The practice provided medical services to students of University of Reading. The practice offered a range of clinics to support this patient group. For example, family planning, contraception and gynaecology. The practice offered weekly walk-in  sexual health and contraception clinic. The practice was proactive in offering online services as well as a full range of health promotion and screening that reflects the needs for this age group. The practice provided a range of scheduled appointments between 8am and 6pm Monday to Friday. The practice offered early morning and evening appointments.

The practice was also open one Saturday morning each month. Telephone calls to patients who were at work were made at times convenient to them. Smoking cessation clinics were offered to patients. There was health promotion material available in the waiting area and on the website. This included sexual health and family planning advice and information on healthy lifestyle was also available.

The practice has a duty team, consisting of a GP and nurse who will see emergencies and minor illnesses on the day. 

People whose circumstances may make them vulnerable

Outstanding

Updated 8 May 2015

The practice is rated as outstanding for the care of people whose circumstances may make them vulnerable. The practice held a register of patients living in vulnerable circumstances including homeless people, travellers and those with a learning disability. All registers were reviewed and discussed regularly.  All homeless patients were placed on the practice cause for concern list, and the

practice used their own address if the patient did not have a fixed abode. Patients who lived in hostels, the practice

offered weekly telephone consultations.

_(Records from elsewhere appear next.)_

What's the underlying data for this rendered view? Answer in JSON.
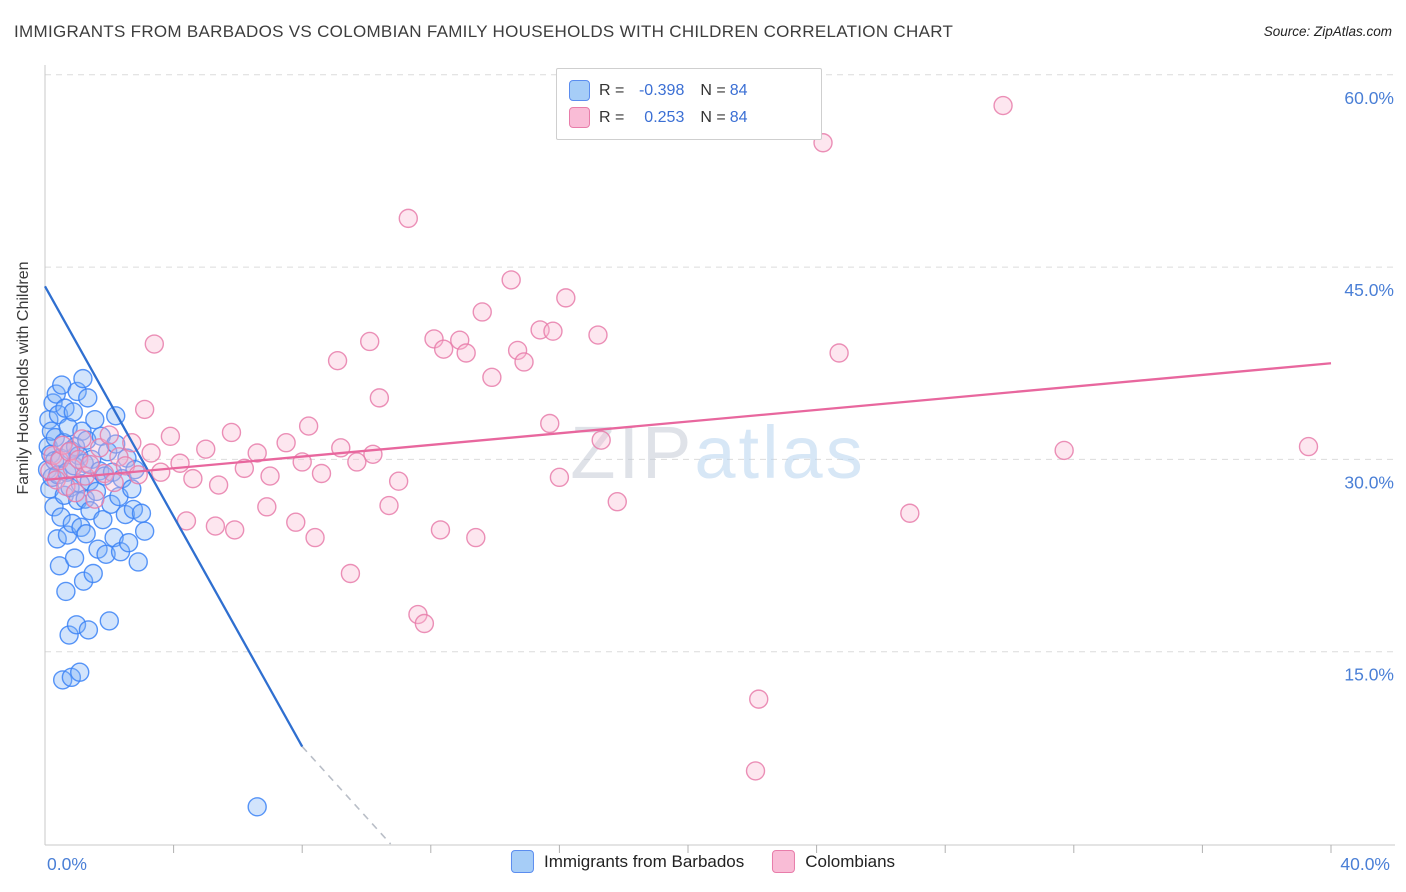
{
  "header": {
    "title": "IMMIGRANTS FROM BARBADOS VS COLOMBIAN FAMILY HOUSEHOLDS WITH CHILDREN CORRELATION CHART",
    "source": "Source: ZipAtlas.com"
  },
  "y_axis_title": "Family Households with Children",
  "watermark": {
    "part1": "ZIP",
    "part2": "atlas"
  },
  "legend_box": {
    "rows": [
      {
        "swatch": "blue",
        "r_label": "R =",
        "r_value": "-0.398",
        "n_label": "N =",
        "n_value": "84"
      },
      {
        "swatch": "pink",
        "r_label": "R =",
        "r_value": "0.253",
        "n_label": "N =",
        "n_value": "84"
      }
    ]
  },
  "bottom_legend": {
    "items": [
      {
        "swatch": "blue",
        "label": "Immigrants from Barbados"
      },
      {
        "swatch": "pink",
        "label": "Colombians"
      }
    ]
  },
  "chart_data": {
    "type": "scatter",
    "title": "IMMIGRANTS FROM BARBADOS VS COLOMBIAN FAMILY HOUSEHOLDS WITH CHILDREN CORRELATION CHART",
    "xlabel": "Immigrants from Barbados (%)",
    "ylabel": "Family Households with Children",
    "grid": "horizontal-dashed",
    "legend_position": "top-center-box and bottom-center",
    "x_axis": {
      "left_label": "0.0%",
      "right_label": "40.0%",
      "range_pct": [
        0,
        42
      ],
      "ticks_pct": [
        4,
        8,
        12,
        16,
        20,
        24,
        28,
        32,
        36,
        40
      ]
    },
    "y_axis": {
      "range_pct": [
        0,
        60.8
      ],
      "gridlines": [
        {
          "pct": 15,
          "label": "15.0%"
        },
        {
          "pct": 30,
          "label": "30.0%"
        },
        {
          "pct": 45,
          "label": "45.0%"
        },
        {
          "pct": 60,
          "label": "60.0%"
        }
      ]
    },
    "series": [
      {
        "name": "Immigrants from Barbados",
        "R": -0.398,
        "N": 84,
        "fill": "#7fb3f5",
        "stroke": "#3b82f6",
        "points": [
          [
            0.08,
            29.2
          ],
          [
            0.1,
            31.0
          ],
          [
            0.12,
            33.1
          ],
          [
            0.15,
            27.7
          ],
          [
            0.18,
            30.4
          ],
          [
            0.2,
            32.2
          ],
          [
            0.22,
            28.6
          ],
          [
            0.25,
            34.4
          ],
          [
            0.28,
            26.3
          ],
          [
            0.3,
            29.9
          ],
          [
            0.32,
            31.7
          ],
          [
            0.35,
            35.1
          ],
          [
            0.38,
            23.8
          ],
          [
            0.4,
            28.8
          ],
          [
            0.42,
            33.5
          ],
          [
            0.45,
            21.7
          ],
          [
            0.48,
            30.1
          ],
          [
            0.5,
            25.5
          ],
          [
            0.52,
            35.8
          ],
          [
            0.55,
            12.8
          ],
          [
            0.58,
            31.3
          ],
          [
            0.6,
            27.2
          ],
          [
            0.62,
            34.0
          ],
          [
            0.65,
            19.7
          ],
          [
            0.68,
            29.0
          ],
          [
            0.7,
            24.1
          ],
          [
            0.72,
            32.5
          ],
          [
            0.75,
            16.3
          ],
          [
            0.78,
            27.8
          ],
          [
            0.8,
            30.7
          ],
          [
            0.82,
            13.0
          ],
          [
            0.85,
            25.0
          ],
          [
            0.88,
            33.7
          ],
          [
            0.9,
            29.5
          ],
          [
            0.92,
            22.3
          ],
          [
            0.95,
            31.0
          ],
          [
            0.98,
            17.1
          ],
          [
            1.0,
            35.3
          ],
          [
            1.02,
            26.8
          ],
          [
            1.05,
            30.3
          ],
          [
            1.08,
            13.4
          ],
          [
            1.1,
            28.1
          ],
          [
            1.12,
            24.7
          ],
          [
            1.15,
            32.2
          ],
          [
            1.18,
            36.3
          ],
          [
            1.2,
            20.5
          ],
          [
            1.22,
            29.7
          ],
          [
            1.25,
            26.9
          ],
          [
            1.28,
            24.2
          ],
          [
            1.3,
            31.5
          ],
          [
            1.33,
            34.8
          ],
          [
            1.35,
            16.7
          ],
          [
            1.38,
            28.3
          ],
          [
            1.4,
            26.0
          ],
          [
            1.45,
            30.0
          ],
          [
            1.5,
            21.1
          ],
          [
            1.55,
            33.1
          ],
          [
            1.6,
            27.5
          ],
          [
            1.65,
            23.0
          ],
          [
            1.7,
            29.1
          ],
          [
            1.75,
            31.8
          ],
          [
            1.8,
            25.3
          ],
          [
            1.85,
            28.7
          ],
          [
            1.9,
            22.6
          ],
          [
            1.95,
            30.6
          ],
          [
            2.0,
            17.4
          ],
          [
            2.05,
            26.5
          ],
          [
            2.1,
            29.0
          ],
          [
            2.15,
            23.9
          ],
          [
            2.2,
            31.2
          ],
          [
            2.3,
            27.1
          ],
          [
            2.35,
            22.8
          ],
          [
            2.4,
            28.5
          ],
          [
            2.5,
            25.7
          ],
          [
            2.55,
            30.1
          ],
          [
            2.6,
            23.5
          ],
          [
            2.7,
            27.7
          ],
          [
            2.75,
            26.1
          ],
          [
            2.8,
            29.2
          ],
          [
            2.9,
            22.0
          ],
          [
            3.0,
            25.8
          ],
          [
            3.1,
            24.4
          ],
          [
            2.2,
            33.4
          ],
          [
            6.6,
            2.9
          ]
        ]
      },
      {
        "name": "Colombians",
        "R": 0.253,
        "N": 84,
        "fill": "#f9b8d0",
        "stroke": "#e87daa",
        "points": [
          [
            29.8,
            57.6
          ],
          [
            24.2,
            54.7
          ],
          [
            11.3,
            48.8
          ],
          [
            14.5,
            44.0
          ],
          [
            16.2,
            42.6
          ],
          [
            13.6,
            41.5
          ],
          [
            15.4,
            40.1
          ],
          [
            15.8,
            40.0
          ],
          [
            12.1,
            39.4
          ],
          [
            12.9,
            39.3
          ],
          [
            10.1,
            39.2
          ],
          [
            17.2,
            39.7
          ],
          [
            14.7,
            38.5
          ],
          [
            13.1,
            38.3
          ],
          [
            12.4,
            38.6
          ],
          [
            14.9,
            37.6
          ],
          [
            13.9,
            36.4
          ],
          [
            9.1,
            37.7
          ],
          [
            24.7,
            38.3
          ],
          [
            3.4,
            39.0
          ],
          [
            10.4,
            34.8
          ],
          [
            8.2,
            32.6
          ],
          [
            39.3,
            31.0
          ],
          [
            31.7,
            30.7
          ],
          [
            10.2,
            30.4
          ],
          [
            17.3,
            31.5
          ],
          [
            15.7,
            32.8
          ],
          [
            9.7,
            29.8
          ],
          [
            26.9,
            25.8
          ],
          [
            17.8,
            26.7
          ],
          [
            22.2,
            11.3
          ],
          [
            22.1,
            5.7
          ],
          [
            11.6,
            17.9
          ],
          [
            11.8,
            17.2
          ],
          [
            9.5,
            21.1
          ],
          [
            12.3,
            24.5
          ],
          [
            8.4,
            23.9
          ],
          [
            10.7,
            26.4
          ],
          [
            5.3,
            24.8
          ],
          [
            5.9,
            24.5
          ],
          [
            4.4,
            25.2
          ],
          [
            0.15,
            29.1
          ],
          [
            0.25,
            30.3
          ],
          [
            0.35,
            28.4
          ],
          [
            0.45,
            29.9
          ],
          [
            0.55,
            31.1
          ],
          [
            0.65,
            27.9
          ],
          [
            0.75,
            30.6
          ],
          [
            0.85,
            29.3
          ],
          [
            0.95,
            27.4
          ],
          [
            1.05,
            30.0
          ],
          [
            1.15,
            31.6
          ],
          [
            1.25,
            28.7
          ],
          [
            1.4,
            29.6
          ],
          [
            1.55,
            26.9
          ],
          [
            1.7,
            30.9
          ],
          [
            1.85,
            28.9
          ],
          [
            2.0,
            31.9
          ],
          [
            2.15,
            28.2
          ],
          [
            2.3,
            30.2
          ],
          [
            2.5,
            29.5
          ],
          [
            2.7,
            31.3
          ],
          [
            2.9,
            28.8
          ],
          [
            3.1,
            33.9
          ],
          [
            3.3,
            30.5
          ],
          [
            3.6,
            29.0
          ],
          [
            3.9,
            31.8
          ],
          [
            4.2,
            29.7
          ],
          [
            4.6,
            28.5
          ],
          [
            5.0,
            30.8
          ],
          [
            5.4,
            28.0
          ],
          [
            5.8,
            32.1
          ],
          [
            6.2,
            29.3
          ],
          [
            6.6,
            30.5
          ],
          [
            7.0,
            28.7
          ],
          [
            7.5,
            31.3
          ],
          [
            8.0,
            29.8
          ],
          [
            8.6,
            28.9
          ],
          [
            9.2,
            30.9
          ],
          [
            6.9,
            26.3
          ],
          [
            7.8,
            25.1
          ],
          [
            13.4,
            23.9
          ],
          [
            11.0,
            28.3
          ],
          [
            16.0,
            28.6
          ]
        ]
      }
    ],
    "trendlines": [
      {
        "name": "barbados-trend",
        "color": "#2f6fd0",
        "start": [
          0,
          43.5
        ],
        "end": [
          8.0,
          7.6
        ],
        "dashed_extension_end": [
          10.75,
          0.0
        ],
        "dashed_color": "#b9bec7"
      },
      {
        "name": "colombians-trend",
        "color": "#e8679e",
        "start": [
          0,
          28.4
        ],
        "end": [
          40,
          37.5
        ]
      }
    ]
  }
}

If patients were unable to attend the practice they were sign-posted to a local service for homeless people. This service was nurse lead clinic where patients could also access food, clothes, mental health support and advice.

The practice regularly worked with multi-disciplinary teams in the case management of vulnerable people. It had told vulnerable patients about how to access various support groups and voluntary organisations. Staff knew how to recognise signs of abuse in vulnerable adults and children. Staff were aware of their responsibilities regarding information sharing, documentation of safeguarding concerns and how to contact relevant agencies in normal working hours and out of hours. 

People experiencing poor mental health (including people with dementia)

Outstanding

Updated 8 May 2015

The practice is rated as outstanding for the care of people experiencing poor mental health (including people with dementia).

Special registrations were arranged for new students who had declared a mental health condition on their university application. This included a 20 minutes appointment with GP followed by an appointment with the Mental Health worker

. The patient was then offered appointments with the same GP throughout their studies. Through research the practice had identified the need for a psychiatrist onsite, for students and a request was made to the University of Reading. The University now funds a psychiatrist,

who runs a clinic once a week during term time .An annual audit of this service was performed last year and it showed that of the 33 students seen by the psychiatrist, 80% of patients were able to continue with their studies.

 

The GP mental health lead meets with the Head of Student supports services (who also covers Disability and Counselling services) at the University of Reading on a weekly basis to discuss complex patients with information sharing consent form in place.

The practice hosts a

weekly Eating Disorders clinic to which students could self- refer. The duty doctors saw patients, on the day, with suicidal tendencies or who had been referred by the student counselling service.

The practice provided weekly GP follow up appointments to patients who were especially vulnerable and at risk due to their mental health. These patients were routinely offered a monthly review.